The UConn Humanities Institute invites applications for residential fellowships. Fellowships offer a stipend, office space, and all the benefits of a Research I university. Just as important, we offer community and time for scholars to write, argue, engage, and create.
UConn Humanities Faculty Fellows will retain their regular appointments and salaries with R-T-D (release from teaching duties) status. They will be released from departmental and administrative duties, but they will retain responsibility for the supervision of graduate advisees. Applications follow the NEH form so that, with revision, they can be readily adapted for submission to NEH and other external fellowships. UConn Humanities Faculty Fellows will have an office and are expected to be in continuous residence at UConn for the term of the award. They are expected to participate in Institute activities including fellows’ teas, colloquia, related scholarly events, and offer a public lecture on their research during the course of the fellowship year. Tenure normally covers an uninterrupted period of from nine to ten whole months. Ordinarily, fellowships run from late August (fellows may begin tenure August 15) through May. Fellowship recipients will not be allowed to defer a UCHI fellowship. As part of our mid-career faculty success initiative, one fellowship each year will be awarded to a faculty member who has held the rank of Associate Professor for at least five years. In the service of an impartial selection process, UCHI Faculty Fellows are chosen by a committee comprised of non-UConn Faculty members.
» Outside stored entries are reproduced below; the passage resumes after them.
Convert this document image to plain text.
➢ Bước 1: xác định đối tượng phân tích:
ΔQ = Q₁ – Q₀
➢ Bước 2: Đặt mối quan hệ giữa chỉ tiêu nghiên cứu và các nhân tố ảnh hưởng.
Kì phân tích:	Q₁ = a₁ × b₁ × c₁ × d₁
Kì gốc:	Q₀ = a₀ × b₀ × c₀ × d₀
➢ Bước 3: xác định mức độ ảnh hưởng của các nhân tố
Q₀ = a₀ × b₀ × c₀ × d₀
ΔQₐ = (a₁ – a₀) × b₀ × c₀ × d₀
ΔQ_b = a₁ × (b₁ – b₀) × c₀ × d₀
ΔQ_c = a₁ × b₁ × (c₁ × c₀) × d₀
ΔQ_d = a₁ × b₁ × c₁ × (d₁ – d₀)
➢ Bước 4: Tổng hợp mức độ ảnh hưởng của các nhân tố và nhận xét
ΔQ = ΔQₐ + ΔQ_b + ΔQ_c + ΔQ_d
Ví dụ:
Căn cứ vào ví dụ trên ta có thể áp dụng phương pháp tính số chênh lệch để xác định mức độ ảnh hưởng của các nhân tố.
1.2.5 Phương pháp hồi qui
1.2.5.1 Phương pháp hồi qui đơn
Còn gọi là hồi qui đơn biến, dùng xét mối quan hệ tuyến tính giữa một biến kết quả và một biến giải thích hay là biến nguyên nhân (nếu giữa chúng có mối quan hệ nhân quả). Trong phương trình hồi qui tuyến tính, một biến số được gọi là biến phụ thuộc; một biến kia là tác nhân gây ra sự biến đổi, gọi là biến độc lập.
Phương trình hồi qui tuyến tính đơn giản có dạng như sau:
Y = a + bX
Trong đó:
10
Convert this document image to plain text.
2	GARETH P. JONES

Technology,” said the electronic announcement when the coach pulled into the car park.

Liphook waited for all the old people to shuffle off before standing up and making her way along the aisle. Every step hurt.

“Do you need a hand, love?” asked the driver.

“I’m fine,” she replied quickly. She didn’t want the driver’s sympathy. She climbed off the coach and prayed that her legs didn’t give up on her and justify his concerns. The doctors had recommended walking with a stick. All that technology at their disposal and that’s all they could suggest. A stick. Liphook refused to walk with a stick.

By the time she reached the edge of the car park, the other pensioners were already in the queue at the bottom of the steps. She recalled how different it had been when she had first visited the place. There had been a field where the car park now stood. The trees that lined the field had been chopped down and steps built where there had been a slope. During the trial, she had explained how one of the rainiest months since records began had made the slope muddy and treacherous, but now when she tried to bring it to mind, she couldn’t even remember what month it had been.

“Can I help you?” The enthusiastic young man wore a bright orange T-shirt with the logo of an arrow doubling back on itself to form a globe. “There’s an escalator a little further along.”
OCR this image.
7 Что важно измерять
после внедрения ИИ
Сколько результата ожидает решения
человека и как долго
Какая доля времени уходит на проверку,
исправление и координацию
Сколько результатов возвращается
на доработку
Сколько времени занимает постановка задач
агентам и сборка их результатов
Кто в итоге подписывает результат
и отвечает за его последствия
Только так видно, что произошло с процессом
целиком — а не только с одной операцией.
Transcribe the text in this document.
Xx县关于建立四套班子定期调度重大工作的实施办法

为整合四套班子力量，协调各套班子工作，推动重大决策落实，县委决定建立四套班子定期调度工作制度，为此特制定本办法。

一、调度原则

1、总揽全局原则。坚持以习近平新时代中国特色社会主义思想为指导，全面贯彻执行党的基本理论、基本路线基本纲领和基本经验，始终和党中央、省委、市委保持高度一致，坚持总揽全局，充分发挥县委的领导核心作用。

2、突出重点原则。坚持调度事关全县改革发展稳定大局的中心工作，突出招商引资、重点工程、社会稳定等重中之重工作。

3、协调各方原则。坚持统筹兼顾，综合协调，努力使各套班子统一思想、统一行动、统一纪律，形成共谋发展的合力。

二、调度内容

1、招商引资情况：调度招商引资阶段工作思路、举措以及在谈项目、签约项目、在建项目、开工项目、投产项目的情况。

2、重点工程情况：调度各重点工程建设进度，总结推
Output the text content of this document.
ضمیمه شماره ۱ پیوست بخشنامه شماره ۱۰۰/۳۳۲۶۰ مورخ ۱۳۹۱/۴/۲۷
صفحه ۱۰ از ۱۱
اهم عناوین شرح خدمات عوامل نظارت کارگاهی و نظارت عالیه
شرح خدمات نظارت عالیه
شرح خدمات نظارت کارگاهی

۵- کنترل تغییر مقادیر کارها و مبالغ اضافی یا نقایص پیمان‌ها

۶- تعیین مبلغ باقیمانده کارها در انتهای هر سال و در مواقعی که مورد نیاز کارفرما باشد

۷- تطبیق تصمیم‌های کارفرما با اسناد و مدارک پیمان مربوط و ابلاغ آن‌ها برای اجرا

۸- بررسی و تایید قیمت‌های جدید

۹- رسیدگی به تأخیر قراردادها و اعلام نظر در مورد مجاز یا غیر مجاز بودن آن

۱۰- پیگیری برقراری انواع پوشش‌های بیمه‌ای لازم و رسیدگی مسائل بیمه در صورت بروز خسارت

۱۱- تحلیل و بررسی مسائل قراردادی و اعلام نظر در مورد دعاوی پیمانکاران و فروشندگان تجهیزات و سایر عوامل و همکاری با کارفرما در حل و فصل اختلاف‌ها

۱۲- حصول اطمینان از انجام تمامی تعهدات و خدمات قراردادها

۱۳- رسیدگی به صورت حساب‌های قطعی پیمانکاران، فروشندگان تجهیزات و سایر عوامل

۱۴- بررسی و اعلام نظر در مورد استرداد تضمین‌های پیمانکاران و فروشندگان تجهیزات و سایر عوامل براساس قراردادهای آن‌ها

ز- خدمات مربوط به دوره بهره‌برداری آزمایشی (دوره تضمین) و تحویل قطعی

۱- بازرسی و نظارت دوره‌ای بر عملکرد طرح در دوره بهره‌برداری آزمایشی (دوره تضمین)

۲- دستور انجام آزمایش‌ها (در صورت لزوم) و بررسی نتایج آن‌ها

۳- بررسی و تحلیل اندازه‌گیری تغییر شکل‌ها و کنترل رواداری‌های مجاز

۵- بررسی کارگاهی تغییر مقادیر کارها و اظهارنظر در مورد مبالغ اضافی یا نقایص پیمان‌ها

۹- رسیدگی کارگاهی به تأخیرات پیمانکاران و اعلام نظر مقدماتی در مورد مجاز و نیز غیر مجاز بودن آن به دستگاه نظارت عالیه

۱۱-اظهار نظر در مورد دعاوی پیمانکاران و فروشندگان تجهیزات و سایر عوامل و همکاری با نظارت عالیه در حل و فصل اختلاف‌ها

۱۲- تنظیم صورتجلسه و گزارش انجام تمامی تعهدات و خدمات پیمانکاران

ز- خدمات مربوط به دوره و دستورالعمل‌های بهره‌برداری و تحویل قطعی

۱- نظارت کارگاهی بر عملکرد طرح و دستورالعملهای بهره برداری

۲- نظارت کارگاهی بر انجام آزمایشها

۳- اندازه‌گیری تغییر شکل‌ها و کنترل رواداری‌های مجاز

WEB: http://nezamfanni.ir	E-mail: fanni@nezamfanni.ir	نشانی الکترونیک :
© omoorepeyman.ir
Priority is given to UConn faculty applicants who have not held a leave (sabbatical or other) in the 12 months preceding the academic year (September 1) of the fellowship. Former faculty fellows are eligible to apply for the academic year five years after completion of their UCHI fellowship (i.e. 2018–19 fellows are eligible to apply for 2024–25 fellowships). Finally, UConn Humanities Faculty Fellows are expected to acknowledge the University of Connecticut Humanities Institute in publications resulting from work supported by the Institute.
In addition to the UCHI Faculty Fellowship, with the generous support of the Andrew W. Mellon Foundation and the University of Connecticut, UCHI, together with the Faculty of Color Working Group of the New England Humanities Consortium, is pleased to accept applications for the UCHI/FOCWG Faculty Fellowship. The fellowship is intended for full-time UConn faculty members from historically disadvantaged minority groups and/or those whose projects specifically confront institutional blocks for BIPOC faculty. Interested applicants should indicate that on the application form that you would like to be considered for the UCHI/FOCWG Fellowship. Indicating that you would like to be considered for the UCHI/FOCWG Fellowship does not preclude you from being offered a UCHI Fellowship—indeed, any application for the UCHI/FOCWG fellowship is considered as an application for a standard UCHI fellowship. Criteria for successful applicants include, but are not limited to: quality of research proposal; strength of reference letters; and articulation within the proposal of how this project can contribute to a larger support network for faculty of color in the region and/or to understanding and addressing impediments to success for BIPOC faculty in higher education. UCHI/FOCWG Fellows are full members of the UCHI fellowship class and have all the same benefits and responsibilities.
Application
Applications for 2024–25 fellowships must be submitted via Interfolio by February 1, 2024.
Applicants are required to submit the following materials:
- project proposal (3 pages)
- bibliography (1 page)
- Curriculum Vitae (CV) (2 pages)
Applicants must also request three signed letters of reference submitted directly by the referee through Interfolio.
All application materials must conform with our application guidelines.pdf.